Indiana police
In this image, Lake County, Indiana police officers secure the area near the scene of a reported sniper shooting in Hammond, Indiana, July 28, 2006 Scott Olson/Getty Images

An Alabama woman has been indicted for the death of her unborn baby after being shot in 2018.

The shooting occurred outside of a General Dollar store in Pleasant Grove, Alabama, on December 4, 2018. Police rushed out to the scene after receiving a call about someone being shot outside the store. However, when they arrived, there was no sign of the victim, later identified as Birmingham-native Marshae Jones. She was instead found outside a convenience store in Fairfield, Alabama, later on where she revealed she had been picked up and driven there.

Once found, Jones was rushed to UAB Hospital in Birmingham to receive treatment for her stomach wound. It was there authorities learned she was five months pregnant and the baby did not survive the gunshot.

The initial investigation led to the arrest of 23-year-old Ebony Jemison on charges of manslaughter for the unborn baby’s death. The charges against Jemison would later be dropped after a grand jury failed to indict her.
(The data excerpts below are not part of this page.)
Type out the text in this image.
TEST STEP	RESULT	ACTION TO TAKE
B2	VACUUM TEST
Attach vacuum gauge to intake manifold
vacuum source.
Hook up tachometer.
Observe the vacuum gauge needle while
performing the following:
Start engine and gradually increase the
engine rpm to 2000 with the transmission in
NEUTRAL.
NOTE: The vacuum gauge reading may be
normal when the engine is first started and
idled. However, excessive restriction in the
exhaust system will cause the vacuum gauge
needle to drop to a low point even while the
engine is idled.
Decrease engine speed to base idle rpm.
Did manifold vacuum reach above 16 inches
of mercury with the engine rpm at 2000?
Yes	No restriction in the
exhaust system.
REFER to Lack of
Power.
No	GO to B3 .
Police attention then shifted to Jones as investigators learned the argument stemmed from Jones. She had confronted Jemison about the baby’s father and refused to back off from Jemison. Instead, Jones escalated the fight, forcing Jemison to defend herself according to investigators.

“The investigation showed that the only true victim in this was the unborn baby,” Pleasant Grove police Lt. Danny Reid said on the shooting. “It was the mother of the child who initiated and continued the fight which resulted in the death of her own unborn baby.”

Jones indictment has been met with severe criticism from women’s rights groups, especially in light of recent restrictions placed on abortion within Alabama.

“The state of Alabama has proven yet again that the moment a person becomes pregnant their sole responsibility is to produce a live, healthy baby and that it considers any action a pregnant person takes that might impede in that live birth to be a criminal act,” Yellowhammer Fund Executive Director Amanda Reyes said in a statement.